Ingredients for 1 servings:
- 200 ml milk
- 200 ml water
- 250 g raisins
- 2 tbsp sugar
- 1 vanilla pod(s), including the pulp
- ½ tsp, heaped caraway seeds
- ½ tsp, sautéed cardamom
- 200 g flour
- 100 g quark, 0.1% fat
- 4 tbsp rapeseed oil
- 2 tbsp sugar
- 1 tsp baking powder
- 50 ml milk
- 1 egg(s)
- 1 kg quark
- 200 g whipped cream
- 4 eggs
- 200 ml milk
- 2 vanilla pudding powder
- 1 lemon(s), juice
- 100 g sugar
- 200 ml milk
- 2 tsp cardamom
- 1 tsp caraway seeds
- 6 tbsp sugar
- 60 g grated Parmesan or other hard cheese
- 100 g butter flakes
Instructions
Working time approx. 45 minutes; Cooking/baking time approx. 1 hour; Total time approx. 1 hour 45 minutes
Quark cake with quark-oil dough, for 12 pieces
For a 28cm springform pan. The day before, place the raisins in a jar with the ingredients for the stock and let it sit overnight. Quark and oil dough: Place all dry ingredients in a bowl and mix, then stir in the oil, egg, and quark, and add enough milk to form a dough that’s easy to knead. Roll out the dough and place it in the springform pan. Pierce holes in the dough with a fork.
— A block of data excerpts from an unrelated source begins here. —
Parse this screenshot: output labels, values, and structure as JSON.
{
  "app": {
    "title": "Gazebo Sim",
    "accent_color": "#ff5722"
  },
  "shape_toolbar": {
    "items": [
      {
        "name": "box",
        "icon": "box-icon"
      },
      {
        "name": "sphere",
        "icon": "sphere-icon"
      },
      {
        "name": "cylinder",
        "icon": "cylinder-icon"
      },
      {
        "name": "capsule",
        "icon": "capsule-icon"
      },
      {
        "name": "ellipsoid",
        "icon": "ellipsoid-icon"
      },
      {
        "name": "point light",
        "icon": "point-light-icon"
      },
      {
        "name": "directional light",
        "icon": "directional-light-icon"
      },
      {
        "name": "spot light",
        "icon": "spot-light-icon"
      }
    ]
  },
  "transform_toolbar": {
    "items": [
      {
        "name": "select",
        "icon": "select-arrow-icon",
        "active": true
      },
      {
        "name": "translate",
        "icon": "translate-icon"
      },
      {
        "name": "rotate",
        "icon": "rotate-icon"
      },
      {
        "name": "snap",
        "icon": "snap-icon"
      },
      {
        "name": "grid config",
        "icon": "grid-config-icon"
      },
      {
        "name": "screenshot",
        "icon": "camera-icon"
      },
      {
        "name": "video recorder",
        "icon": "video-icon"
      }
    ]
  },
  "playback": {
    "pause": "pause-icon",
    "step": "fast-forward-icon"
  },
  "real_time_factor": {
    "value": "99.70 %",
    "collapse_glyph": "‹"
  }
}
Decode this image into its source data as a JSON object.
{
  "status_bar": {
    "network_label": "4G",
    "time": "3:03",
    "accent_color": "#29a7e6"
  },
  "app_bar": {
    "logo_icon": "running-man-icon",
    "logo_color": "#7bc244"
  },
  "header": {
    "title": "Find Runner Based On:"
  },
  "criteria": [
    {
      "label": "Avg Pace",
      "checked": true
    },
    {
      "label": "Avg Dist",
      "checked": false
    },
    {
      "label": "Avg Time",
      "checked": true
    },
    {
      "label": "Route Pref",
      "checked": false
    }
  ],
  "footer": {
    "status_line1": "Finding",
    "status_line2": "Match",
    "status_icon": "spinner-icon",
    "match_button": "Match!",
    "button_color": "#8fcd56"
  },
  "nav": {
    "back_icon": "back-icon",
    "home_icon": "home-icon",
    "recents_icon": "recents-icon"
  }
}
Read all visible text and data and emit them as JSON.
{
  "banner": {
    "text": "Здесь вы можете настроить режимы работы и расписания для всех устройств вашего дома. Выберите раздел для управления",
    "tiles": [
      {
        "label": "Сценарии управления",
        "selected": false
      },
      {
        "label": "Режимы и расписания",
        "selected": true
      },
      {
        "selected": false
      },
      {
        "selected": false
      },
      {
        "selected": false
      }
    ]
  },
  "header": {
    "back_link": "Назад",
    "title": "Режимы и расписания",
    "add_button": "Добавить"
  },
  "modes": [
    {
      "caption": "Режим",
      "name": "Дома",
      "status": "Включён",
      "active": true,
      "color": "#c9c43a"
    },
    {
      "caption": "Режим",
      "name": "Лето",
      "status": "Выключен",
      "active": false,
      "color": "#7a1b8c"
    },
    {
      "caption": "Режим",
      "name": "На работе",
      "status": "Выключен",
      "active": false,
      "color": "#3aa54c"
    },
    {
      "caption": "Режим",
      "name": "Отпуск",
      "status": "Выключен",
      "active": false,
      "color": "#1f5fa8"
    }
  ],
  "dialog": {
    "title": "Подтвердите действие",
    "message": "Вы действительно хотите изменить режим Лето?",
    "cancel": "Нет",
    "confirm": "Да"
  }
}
Quark mixture: Mix the sugar, cream, eggs, and lemon juice. Stir in the custard powder and quark, and mix until smooth. Drain the raisins briefly and fold them into the quark mixture. Then pour it onto the base. To sprinkle, grind the cardamom, caraway seeds, and sugar in a mortar and pestle, then sprinkle a thin layer over the quark mixture. Be careful, the caraway seeds are very dominant. Sprinkle with about 60g of Parmesan cheese. Use the cheese as if you were sprinkling salt on top. This is not a cheesecake! The line between “yuck” and “sensational” is very thin! Bake in a preheated oven at 160°C (fan oven) for about 50 minutes on the lowest rack, then quickly spread a few knobs of butter on the cake and bake for another 10 minutes. The cake is done when the middle third is still a little wobbly. I like to let the cake cool with the oven door slightly open. Sweet meets salty – this original, old recipe is only common in the Thuringian Slate Mountains. The classic Thuringian way would be to use yeast dough and bake the cake on a baking sheet. In my opinion, however, the quark and oil dough is more palatable, faster, and not as dry as yeast dough the next day. Therefore, I’m using quark and oil dough here.